“Well, then, let me tell you somethin’.” Paisley tapped the stalk of his rifle impressively with his knuckles. “Just as soon as you take Smythe’s money your trappin’ days and all other days are over here, for all time. They’ll have you just where they’ve been tryin’ to get the rest of us. Once they get hold of your deed you can whistle. This land is worth thousands more’n they offer you, and they know it. What has Hallibut’s mill done for the ma’sh-trappin’? I guess you know. They’ll drive the furs off and they’ll drive you’n me off, and they want to do just that, too.”

Declute arose from the floor.

“If I thort that——” he commenced; but his wife broke in:

“If you thort!
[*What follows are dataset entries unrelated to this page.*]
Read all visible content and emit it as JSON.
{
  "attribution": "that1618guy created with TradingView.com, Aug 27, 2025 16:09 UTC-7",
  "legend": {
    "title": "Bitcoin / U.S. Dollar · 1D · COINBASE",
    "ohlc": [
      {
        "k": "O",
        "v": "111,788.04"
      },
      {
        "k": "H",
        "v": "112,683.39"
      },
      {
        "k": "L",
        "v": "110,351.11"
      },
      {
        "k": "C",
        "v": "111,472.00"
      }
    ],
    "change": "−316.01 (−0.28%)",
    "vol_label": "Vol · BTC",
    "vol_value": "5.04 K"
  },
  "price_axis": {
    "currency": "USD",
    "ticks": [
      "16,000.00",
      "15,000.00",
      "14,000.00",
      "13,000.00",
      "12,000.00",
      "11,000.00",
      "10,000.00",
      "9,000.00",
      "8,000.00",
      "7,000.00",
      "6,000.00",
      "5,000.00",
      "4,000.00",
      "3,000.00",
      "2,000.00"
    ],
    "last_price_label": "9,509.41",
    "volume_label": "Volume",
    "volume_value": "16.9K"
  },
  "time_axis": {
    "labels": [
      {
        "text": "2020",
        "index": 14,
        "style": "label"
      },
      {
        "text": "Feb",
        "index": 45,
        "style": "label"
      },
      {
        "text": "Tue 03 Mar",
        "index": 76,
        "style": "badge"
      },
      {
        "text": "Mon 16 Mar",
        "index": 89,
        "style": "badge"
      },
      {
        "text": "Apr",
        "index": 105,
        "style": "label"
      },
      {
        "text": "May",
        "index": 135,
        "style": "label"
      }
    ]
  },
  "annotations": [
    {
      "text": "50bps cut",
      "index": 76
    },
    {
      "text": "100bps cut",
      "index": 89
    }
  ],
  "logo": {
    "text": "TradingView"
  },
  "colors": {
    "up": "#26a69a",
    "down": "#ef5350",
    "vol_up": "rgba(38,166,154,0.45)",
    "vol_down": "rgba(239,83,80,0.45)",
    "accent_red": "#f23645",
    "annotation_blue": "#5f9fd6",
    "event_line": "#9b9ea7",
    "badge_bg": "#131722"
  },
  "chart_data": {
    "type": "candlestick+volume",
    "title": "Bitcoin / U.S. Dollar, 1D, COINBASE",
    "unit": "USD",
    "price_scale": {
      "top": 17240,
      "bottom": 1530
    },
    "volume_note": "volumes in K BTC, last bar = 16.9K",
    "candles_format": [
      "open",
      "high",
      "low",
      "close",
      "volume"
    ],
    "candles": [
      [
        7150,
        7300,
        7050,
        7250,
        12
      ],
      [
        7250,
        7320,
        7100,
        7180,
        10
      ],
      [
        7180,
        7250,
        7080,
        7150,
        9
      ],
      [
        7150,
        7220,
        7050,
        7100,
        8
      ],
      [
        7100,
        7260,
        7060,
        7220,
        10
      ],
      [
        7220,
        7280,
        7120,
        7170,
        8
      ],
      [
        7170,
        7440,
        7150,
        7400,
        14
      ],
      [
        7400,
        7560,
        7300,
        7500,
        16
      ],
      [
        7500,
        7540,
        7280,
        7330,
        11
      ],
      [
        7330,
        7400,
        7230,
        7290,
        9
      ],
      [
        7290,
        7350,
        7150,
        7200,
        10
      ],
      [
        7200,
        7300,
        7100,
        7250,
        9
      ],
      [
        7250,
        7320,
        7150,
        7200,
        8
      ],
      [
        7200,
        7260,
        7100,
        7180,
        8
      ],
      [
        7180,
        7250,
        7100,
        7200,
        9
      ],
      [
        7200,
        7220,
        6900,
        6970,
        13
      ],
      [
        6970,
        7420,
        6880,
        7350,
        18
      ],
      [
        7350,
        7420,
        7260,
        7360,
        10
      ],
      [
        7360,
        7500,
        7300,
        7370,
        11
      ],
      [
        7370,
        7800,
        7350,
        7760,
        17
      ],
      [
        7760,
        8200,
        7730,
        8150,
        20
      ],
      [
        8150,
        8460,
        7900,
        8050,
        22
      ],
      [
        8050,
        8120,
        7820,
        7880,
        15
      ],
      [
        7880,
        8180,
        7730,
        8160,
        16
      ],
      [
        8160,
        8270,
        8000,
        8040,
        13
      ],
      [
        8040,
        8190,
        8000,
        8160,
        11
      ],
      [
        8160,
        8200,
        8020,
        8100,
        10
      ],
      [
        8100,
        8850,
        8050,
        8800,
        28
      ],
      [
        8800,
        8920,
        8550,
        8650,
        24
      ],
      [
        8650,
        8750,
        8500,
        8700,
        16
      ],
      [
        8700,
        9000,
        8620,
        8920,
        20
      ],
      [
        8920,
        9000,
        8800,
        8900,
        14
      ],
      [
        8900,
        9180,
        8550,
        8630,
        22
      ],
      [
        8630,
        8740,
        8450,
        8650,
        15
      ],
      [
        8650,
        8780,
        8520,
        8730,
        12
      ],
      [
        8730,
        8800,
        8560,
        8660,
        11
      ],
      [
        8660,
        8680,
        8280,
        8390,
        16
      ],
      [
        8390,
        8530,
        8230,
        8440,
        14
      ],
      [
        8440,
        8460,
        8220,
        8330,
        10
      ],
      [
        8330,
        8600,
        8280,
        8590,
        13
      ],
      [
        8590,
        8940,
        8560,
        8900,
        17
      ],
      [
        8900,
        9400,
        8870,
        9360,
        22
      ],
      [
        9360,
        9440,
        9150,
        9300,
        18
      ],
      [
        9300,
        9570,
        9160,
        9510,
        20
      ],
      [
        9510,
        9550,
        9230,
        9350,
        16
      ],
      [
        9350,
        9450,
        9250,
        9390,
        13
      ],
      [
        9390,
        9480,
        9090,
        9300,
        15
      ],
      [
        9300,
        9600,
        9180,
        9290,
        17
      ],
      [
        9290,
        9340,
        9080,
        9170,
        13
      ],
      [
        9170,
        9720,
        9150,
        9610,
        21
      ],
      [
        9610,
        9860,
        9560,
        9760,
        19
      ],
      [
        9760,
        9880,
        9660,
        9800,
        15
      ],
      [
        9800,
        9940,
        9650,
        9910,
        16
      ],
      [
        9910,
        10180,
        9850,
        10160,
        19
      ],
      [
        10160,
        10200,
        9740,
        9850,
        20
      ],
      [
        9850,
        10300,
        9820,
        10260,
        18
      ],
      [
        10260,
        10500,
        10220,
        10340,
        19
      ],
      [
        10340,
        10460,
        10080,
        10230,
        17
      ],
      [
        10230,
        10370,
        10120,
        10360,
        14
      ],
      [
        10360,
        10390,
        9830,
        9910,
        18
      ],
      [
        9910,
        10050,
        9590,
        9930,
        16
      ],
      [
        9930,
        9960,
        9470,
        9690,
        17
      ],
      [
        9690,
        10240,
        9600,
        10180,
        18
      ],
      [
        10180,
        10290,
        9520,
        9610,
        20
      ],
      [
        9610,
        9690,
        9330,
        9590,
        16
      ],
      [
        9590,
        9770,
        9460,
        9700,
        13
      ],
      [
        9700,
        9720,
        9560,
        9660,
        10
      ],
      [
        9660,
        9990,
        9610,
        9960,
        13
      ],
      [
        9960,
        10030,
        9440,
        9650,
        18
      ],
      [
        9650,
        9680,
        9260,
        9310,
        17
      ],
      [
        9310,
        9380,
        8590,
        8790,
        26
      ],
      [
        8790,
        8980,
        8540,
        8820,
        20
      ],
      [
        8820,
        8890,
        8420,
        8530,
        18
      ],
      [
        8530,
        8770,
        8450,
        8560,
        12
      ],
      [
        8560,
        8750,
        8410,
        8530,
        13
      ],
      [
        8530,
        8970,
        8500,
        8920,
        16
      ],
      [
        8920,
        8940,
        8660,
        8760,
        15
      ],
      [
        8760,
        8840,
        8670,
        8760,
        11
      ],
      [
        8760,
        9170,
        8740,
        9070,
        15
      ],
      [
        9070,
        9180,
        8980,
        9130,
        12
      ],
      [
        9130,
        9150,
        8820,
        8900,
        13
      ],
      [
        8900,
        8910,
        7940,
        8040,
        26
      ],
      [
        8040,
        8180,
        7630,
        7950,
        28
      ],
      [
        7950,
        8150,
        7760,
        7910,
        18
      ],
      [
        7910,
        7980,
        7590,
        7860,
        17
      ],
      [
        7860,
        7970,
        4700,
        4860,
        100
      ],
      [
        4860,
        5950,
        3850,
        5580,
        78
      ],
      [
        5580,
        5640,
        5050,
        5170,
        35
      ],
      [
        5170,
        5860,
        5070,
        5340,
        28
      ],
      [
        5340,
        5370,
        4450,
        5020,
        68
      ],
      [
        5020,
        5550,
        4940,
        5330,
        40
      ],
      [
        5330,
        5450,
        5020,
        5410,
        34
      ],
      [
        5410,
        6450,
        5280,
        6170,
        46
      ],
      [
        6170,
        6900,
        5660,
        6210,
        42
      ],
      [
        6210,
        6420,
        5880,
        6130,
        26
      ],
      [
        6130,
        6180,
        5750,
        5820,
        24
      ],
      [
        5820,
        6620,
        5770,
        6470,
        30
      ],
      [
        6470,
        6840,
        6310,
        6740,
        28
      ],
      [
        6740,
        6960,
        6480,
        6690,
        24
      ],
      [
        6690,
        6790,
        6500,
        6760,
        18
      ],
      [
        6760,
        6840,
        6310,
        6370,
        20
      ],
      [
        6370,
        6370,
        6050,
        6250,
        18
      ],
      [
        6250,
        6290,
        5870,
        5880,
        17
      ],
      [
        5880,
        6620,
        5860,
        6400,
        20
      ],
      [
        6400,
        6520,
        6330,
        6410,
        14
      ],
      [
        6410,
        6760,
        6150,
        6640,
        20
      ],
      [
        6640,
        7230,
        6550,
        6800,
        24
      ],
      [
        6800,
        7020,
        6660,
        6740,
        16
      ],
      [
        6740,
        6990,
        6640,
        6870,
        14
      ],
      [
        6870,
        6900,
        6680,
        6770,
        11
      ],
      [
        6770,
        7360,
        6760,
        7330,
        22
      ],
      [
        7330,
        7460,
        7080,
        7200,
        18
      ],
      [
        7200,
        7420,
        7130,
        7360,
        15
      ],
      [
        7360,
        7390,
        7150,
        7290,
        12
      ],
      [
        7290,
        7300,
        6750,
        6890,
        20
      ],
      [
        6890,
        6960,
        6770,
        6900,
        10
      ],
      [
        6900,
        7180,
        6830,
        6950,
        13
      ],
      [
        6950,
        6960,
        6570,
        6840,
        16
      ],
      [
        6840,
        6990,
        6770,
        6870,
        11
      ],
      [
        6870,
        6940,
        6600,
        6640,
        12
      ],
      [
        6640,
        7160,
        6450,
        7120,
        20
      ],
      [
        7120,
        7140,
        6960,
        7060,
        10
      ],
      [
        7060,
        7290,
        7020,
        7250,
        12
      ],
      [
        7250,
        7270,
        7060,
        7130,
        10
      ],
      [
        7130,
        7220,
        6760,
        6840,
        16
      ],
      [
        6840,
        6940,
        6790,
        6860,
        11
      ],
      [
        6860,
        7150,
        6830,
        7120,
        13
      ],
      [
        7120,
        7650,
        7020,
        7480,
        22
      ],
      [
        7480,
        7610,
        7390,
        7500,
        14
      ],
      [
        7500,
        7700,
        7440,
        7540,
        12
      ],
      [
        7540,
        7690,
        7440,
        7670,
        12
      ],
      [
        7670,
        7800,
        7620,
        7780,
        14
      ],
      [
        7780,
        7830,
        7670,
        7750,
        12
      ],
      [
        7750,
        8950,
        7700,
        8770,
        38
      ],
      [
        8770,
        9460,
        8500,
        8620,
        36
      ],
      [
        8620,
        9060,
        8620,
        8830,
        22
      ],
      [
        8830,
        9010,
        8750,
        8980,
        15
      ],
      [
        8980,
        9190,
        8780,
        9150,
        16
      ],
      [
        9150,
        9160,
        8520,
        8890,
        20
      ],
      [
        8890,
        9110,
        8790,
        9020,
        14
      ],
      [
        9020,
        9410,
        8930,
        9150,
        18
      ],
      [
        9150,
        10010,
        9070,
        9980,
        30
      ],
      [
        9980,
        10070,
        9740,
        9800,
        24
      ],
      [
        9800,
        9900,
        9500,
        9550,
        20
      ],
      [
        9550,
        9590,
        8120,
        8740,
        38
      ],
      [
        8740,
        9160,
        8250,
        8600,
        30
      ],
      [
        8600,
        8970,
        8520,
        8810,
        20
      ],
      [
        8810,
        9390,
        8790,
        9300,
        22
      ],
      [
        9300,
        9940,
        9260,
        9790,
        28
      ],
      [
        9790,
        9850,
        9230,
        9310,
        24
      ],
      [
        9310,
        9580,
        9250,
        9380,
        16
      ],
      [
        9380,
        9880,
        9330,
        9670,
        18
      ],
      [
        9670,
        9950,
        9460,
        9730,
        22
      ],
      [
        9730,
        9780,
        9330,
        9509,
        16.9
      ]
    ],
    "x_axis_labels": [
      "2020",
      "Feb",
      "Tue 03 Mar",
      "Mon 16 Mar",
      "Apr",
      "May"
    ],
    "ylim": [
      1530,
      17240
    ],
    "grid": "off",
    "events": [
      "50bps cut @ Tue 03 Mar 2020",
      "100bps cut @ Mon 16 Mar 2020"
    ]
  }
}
Just as if you could thunk, you thick-head you. Didn’t I tell you that I suspicioned them fellers, and don’t Bill Paisley here know? Don’t he allars know? Shet right up, Ander, an’ don’t you try an’ think. You had no right to act without seein’ Bill here an’ Big Mac, anyway.”

“But I wasn’t goin’ to, Rachel,” drawled Declute. “I war goin’ over to Big Mac’s this very night, lookin’ in on Bill on the way over. Don’t you get too danged crusty, wife.”

The ponderous woman waved a hand toward the progeny on the floor.

“You, David an’ Moses an’ Zaccheus,” she commanded, “scramble out o’ th’ road instantly, I’m wantin’ to get over t’ th’ cubboard.”

There was a hurried scramble out of the way, and the mother rolled across the room and secured a paper from an inner recess of the home-built cupboard.

“Bill Paisley,” she said, passing the paper over to the visitor, “you be goin’ to keep this here deed for me an’ Ander—ain’t I right, Ander?” she nodded, the corner of her mouth drawn down warningly.

“If you say so, ma—in course,” consented Ander.